Human Resources

Recruitment Phase

Open your recruitment

Schedule a strategy meeting with HR

When you anticipate an opening in your department, please contact the human resources office and we will arrange for a recruitment strategy meeting. Sometimes the strategy meeting includes just the hiring manager and HR, and other times, the entire search committee takes part.

We will answer these questions in the strategy meeting:

  • Do we want to change any aspects of the job, such as job duties, job title, or pay?
  • What are the top 10 most important characteristics this person must possess in order to be successful in this role?
  • What biases does the hiring manager/search committee hold and how can we best neutralize these?
  • What aspects of diversity are most desirable to strengthen your team?
  • Will this search be local or national?
  • How much should you budget for this search, including relocation assistance?
  • When will we schedule the phone screens, first-round interviews, and final-round interviews?
  • Where should we post this opening and, more importantly, whom should we contact to network the job opening?
  • When can we expect the new team member to start work?

Top 10 Characteristics

Defining your Top 10 characteristics and listing your biases are the foundations of a successful selection process.

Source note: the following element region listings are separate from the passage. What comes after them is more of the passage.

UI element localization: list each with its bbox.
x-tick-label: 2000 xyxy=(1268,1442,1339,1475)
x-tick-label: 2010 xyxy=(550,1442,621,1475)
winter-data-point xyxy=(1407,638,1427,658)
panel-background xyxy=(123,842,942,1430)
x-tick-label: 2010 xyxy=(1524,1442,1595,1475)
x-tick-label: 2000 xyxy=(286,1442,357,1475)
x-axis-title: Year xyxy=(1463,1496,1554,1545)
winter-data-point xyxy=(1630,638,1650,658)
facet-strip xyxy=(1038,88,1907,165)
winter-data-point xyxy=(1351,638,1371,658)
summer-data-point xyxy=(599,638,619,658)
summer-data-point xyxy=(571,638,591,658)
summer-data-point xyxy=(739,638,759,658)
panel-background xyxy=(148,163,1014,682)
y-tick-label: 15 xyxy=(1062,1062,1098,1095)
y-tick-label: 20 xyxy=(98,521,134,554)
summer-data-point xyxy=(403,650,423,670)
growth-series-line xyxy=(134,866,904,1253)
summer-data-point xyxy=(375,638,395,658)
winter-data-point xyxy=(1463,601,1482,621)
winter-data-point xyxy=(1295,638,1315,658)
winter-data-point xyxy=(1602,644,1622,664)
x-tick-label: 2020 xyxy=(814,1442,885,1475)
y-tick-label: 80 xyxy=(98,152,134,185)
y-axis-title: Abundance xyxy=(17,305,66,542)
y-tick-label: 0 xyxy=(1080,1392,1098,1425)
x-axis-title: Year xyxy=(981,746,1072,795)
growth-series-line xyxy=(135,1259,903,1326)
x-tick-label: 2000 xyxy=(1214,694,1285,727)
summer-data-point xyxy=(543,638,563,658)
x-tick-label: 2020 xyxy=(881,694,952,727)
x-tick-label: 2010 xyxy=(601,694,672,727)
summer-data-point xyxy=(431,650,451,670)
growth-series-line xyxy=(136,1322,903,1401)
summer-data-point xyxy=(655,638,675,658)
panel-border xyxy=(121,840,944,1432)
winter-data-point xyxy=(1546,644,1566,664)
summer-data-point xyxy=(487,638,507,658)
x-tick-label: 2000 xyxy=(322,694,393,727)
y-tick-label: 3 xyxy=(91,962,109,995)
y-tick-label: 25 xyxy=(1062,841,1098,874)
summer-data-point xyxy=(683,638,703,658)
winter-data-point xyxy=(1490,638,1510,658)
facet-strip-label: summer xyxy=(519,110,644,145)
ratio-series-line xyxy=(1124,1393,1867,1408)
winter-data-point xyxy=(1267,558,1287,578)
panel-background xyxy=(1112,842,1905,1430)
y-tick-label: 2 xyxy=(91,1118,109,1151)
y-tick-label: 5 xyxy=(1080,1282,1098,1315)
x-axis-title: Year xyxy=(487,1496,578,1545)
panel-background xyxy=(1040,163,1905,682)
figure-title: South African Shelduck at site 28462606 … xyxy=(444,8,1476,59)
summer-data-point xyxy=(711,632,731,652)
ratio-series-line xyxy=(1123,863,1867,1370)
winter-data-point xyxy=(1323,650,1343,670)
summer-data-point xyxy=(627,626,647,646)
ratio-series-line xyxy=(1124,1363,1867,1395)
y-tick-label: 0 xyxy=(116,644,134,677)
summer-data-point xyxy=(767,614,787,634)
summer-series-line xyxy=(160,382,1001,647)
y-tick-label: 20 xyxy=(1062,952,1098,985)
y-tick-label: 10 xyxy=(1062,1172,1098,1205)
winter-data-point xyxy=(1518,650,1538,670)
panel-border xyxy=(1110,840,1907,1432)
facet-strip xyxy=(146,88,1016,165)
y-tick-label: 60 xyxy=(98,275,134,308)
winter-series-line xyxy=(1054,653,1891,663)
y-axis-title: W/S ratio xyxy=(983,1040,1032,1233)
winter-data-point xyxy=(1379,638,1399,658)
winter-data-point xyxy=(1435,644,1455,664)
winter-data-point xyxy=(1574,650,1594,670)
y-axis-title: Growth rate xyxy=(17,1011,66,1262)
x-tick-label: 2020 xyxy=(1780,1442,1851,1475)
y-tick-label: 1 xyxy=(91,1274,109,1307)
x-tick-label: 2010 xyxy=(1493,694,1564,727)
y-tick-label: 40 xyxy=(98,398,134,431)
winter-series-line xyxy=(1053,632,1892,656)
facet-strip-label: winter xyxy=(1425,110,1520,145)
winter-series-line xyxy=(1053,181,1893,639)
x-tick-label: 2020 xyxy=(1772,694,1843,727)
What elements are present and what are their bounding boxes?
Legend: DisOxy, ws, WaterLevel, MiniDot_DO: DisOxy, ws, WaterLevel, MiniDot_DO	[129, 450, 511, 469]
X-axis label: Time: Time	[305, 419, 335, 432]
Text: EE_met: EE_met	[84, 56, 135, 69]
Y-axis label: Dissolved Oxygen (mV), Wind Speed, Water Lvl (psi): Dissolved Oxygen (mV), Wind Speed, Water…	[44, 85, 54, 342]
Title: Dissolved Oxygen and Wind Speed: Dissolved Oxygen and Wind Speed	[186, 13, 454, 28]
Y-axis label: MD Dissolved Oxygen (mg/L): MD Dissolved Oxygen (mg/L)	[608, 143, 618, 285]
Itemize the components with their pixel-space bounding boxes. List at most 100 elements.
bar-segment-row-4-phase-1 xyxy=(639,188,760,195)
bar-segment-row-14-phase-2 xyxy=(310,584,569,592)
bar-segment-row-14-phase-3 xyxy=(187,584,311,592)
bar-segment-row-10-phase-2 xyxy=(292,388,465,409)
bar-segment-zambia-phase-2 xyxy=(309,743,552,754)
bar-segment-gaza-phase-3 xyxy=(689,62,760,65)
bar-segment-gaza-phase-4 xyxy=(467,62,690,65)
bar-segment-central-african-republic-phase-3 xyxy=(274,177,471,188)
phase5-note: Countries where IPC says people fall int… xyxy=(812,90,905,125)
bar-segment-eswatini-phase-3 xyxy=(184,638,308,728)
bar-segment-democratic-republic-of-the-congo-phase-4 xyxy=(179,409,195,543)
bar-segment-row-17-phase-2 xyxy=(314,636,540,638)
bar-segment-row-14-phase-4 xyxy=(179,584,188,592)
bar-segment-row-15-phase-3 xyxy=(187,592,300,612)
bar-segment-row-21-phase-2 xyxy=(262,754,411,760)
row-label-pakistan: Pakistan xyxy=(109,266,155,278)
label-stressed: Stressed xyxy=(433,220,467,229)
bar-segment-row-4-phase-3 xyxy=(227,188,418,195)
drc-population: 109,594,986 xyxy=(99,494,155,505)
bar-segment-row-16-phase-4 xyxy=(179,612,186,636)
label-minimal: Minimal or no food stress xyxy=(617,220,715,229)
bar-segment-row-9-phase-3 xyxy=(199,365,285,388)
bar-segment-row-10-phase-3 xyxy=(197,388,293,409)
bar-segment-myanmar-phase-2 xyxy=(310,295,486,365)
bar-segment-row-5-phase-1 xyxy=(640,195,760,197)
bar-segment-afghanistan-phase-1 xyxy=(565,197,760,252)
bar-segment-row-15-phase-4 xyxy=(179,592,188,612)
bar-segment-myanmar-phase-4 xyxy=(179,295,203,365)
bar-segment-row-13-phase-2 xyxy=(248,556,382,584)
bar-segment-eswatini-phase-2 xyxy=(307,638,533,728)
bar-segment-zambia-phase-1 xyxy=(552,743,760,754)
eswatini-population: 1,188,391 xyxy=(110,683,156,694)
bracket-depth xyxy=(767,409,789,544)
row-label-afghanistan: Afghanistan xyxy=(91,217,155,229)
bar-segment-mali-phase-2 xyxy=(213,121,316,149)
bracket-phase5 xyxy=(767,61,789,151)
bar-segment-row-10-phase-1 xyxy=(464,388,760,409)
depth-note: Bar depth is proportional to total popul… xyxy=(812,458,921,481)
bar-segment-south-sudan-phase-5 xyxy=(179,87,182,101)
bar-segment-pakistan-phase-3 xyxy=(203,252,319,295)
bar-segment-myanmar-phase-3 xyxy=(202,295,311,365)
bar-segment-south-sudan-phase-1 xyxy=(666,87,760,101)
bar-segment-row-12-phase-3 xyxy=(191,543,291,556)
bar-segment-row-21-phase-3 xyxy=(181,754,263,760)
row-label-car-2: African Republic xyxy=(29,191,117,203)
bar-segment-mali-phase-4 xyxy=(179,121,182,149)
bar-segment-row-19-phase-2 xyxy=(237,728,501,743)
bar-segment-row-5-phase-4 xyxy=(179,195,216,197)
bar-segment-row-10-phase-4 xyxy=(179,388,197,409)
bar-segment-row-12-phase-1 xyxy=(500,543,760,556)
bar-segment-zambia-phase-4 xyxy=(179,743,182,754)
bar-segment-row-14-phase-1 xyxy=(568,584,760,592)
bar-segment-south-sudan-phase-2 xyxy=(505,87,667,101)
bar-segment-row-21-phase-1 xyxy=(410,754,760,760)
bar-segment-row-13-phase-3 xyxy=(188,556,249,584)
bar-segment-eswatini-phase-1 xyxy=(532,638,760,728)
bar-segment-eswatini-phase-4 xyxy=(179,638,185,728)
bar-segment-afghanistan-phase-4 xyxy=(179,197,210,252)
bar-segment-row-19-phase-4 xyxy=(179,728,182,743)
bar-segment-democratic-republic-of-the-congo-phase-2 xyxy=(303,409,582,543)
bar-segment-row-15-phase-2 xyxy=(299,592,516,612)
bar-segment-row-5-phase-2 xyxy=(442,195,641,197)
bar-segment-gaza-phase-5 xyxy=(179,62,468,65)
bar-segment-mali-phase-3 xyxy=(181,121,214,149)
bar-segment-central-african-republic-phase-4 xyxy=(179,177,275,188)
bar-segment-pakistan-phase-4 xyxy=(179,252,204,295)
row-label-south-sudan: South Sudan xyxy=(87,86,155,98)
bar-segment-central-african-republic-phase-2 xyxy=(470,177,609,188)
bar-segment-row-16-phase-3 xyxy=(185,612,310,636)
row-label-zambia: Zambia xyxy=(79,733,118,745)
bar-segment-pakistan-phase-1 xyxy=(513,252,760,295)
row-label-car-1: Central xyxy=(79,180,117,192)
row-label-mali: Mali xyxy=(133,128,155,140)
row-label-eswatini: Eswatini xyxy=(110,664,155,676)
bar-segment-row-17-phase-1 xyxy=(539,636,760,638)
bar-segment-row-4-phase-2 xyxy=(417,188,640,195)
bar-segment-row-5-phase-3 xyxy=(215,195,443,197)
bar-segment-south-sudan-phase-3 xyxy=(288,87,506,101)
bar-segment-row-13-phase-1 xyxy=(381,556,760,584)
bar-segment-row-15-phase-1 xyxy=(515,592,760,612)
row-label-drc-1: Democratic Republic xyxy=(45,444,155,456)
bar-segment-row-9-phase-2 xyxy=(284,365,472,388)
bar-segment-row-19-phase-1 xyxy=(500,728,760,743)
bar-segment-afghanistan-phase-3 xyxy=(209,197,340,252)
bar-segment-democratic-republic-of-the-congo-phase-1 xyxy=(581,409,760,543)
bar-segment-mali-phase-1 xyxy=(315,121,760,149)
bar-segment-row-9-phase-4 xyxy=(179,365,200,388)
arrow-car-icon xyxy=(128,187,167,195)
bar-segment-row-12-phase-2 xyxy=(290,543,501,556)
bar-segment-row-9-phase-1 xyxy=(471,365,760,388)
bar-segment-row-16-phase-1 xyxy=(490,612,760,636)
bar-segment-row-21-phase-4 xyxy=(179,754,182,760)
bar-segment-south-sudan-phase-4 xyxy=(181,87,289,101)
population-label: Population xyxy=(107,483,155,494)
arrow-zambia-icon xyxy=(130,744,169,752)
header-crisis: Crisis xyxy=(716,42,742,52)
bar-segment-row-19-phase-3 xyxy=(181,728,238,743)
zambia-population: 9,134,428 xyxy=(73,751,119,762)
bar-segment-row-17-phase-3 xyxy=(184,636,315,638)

Examples of Top 10 characteristics are good judgment, leadership, project management, and exceptional writing skills, but these will vary from position to position. You and your search committee will also want to brainstorm and identify your biases, such as a bias for those who graduated from a school you admire or a bias against a short cover letter or typos on a resume. Using a Top 10 list will help you defeat the biases that you and the search committee possess.

Before opening any search at Reed, you need to have the approval of the vice presidents/deans. After the strategy meeting, you and your VP will email a request for approval to open a search to the other VP/deans. Here is a sample request.

Job Posting

HR can help you to write your job posting, which is different from a job description; a job posting is written for candidates who don’t know Reed. Here is a sample job posting.

As you can see, posting your opening online is hardly the first step in recruiting. HR will help you by posting your opening to general websites, and you’ll be responsible to post to listservs and websites that are specialized to your discipline.

Application Deadlines

HR recommends that you do not use a closing date or resume due date during staff recruitments. The reason for this is that we strive for the largest and most diverse candidate pool possible. Active job seekers are the first to apply to our jobs, and that's fine, however through our professional and personal networks, we also attempt to reach passive job seekers, i.e. those who are successful in their current job but would be open to a new opportunity. Often, passive job seekers are highly qualified. And sometimes it happens that the last applicant is the one who is selected.

Another reason that we don't use closing dates is because most applicants wait until just before the closing date to submit their materials. In this way, a search team will not know the size and depth of their candidate pool until it's too late to do something about it. We strongly prefer job descriptions to say "Applications are reviewed as they are received so you are encouraged to apply early."

If you feel that you must use a closing date, it is acceptable to say that applications received by a certain date will receive priority, or to say that application review will begin on a certain date. However, when that date arrives, you must delete this from your job posting so that you do not discourage additional applicants. In no instance, though, should you use a closing date in order to limit the number of applications that you must review--this is counter to our work to ensure deep and diverse candidate pools.